The present work investigates, using a corotational finite element formulation considering large displacements and rotations, geometric imperfections and an elasto-plastic material constitutive law, the nonlinear behavior of a pyramidal space truss under vertical and horizontal loads. Additionally novel analytical closed-form solutions for the nonlinear equilibrium paths, natural frequencies and critical parameters are derived for comparison purposes and investigation of the influence of geometric and material parameters on the truss stability. This geometry has an immediate practical interest since these structures are currently used in many present-day applications, either as main structural component or as a constitutive element.
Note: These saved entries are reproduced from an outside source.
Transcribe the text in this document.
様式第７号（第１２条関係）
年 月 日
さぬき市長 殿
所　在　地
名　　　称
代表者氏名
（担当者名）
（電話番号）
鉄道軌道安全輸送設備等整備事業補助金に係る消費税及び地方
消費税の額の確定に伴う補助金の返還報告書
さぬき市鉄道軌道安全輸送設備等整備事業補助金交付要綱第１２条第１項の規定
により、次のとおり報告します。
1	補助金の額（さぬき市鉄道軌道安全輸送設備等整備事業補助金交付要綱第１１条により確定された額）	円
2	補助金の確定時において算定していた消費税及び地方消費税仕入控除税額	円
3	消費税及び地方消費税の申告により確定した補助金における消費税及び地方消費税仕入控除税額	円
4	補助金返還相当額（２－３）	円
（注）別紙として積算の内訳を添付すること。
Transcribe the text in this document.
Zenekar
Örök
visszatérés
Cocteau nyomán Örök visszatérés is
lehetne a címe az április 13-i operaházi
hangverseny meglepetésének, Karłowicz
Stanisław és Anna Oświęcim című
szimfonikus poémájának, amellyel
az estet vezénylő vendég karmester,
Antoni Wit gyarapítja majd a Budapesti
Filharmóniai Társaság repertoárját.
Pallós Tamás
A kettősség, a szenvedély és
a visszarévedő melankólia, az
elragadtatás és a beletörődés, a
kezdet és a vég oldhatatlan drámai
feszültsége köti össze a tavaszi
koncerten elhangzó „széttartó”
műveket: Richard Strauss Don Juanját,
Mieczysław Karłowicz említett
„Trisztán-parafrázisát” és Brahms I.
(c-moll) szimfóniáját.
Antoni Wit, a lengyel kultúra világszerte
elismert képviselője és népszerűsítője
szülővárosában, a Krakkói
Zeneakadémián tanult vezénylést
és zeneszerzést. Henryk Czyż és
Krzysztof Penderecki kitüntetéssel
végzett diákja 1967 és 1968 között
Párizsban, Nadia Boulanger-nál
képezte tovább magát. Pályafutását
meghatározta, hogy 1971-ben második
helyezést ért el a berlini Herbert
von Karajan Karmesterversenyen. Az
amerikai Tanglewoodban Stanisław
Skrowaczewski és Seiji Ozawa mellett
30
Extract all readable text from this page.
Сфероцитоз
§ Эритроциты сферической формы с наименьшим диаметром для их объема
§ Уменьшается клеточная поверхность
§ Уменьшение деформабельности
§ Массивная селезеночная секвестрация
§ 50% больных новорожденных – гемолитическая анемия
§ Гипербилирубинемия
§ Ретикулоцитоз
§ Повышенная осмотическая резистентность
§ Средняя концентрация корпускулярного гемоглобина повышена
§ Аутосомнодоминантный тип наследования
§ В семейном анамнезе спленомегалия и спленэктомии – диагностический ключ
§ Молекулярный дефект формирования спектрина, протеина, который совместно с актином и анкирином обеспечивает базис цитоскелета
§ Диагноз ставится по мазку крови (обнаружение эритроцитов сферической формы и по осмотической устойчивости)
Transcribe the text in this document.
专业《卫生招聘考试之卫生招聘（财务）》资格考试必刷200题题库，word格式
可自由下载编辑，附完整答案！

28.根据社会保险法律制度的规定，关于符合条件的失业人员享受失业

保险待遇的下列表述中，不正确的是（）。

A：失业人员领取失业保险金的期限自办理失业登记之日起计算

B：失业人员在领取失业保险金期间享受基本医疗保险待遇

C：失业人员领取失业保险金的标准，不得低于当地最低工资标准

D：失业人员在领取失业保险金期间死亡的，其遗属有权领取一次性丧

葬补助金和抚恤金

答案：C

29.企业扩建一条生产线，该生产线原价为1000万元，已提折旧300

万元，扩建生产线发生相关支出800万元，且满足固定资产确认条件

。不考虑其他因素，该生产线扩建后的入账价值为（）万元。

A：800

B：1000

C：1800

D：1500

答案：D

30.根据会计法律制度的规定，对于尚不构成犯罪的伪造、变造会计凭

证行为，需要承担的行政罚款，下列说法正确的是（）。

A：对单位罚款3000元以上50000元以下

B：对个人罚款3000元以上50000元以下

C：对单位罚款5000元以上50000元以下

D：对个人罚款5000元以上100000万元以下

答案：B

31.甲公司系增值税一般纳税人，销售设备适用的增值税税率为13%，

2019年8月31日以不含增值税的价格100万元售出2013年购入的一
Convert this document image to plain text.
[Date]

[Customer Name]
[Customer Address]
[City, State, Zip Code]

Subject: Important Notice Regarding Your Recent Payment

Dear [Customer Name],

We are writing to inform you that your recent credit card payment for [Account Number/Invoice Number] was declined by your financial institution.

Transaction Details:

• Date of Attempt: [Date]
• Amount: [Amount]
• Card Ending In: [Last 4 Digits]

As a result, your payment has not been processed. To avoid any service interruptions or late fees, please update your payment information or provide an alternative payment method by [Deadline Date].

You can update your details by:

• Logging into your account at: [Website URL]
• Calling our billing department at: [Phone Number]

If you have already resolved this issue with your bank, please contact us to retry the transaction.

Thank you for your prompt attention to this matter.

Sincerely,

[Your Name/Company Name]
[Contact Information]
Four types of nonlinear instability phenomena are investigated theoretically and numerically: saddle-node (limit point) bifurcation, pitchfork bifurcation, individual Eulerian bars buckling and elasto-plastic buckling. Through a detailed parametric analysis the interaction between these buckling phenomena, using the FE tool, is investigated. In addition, the effect of elastic supports is considered. The influence of these phenomena on the load carrying capacity of the structure and its imperfection sensitivity is duly discussed in the present work. Finally, a detailed parametric analysis of a large roof composed of pyramidal truss units is conducted and the influence of the geometric parameters on its bistable behavior and load carrying capacity is investigated.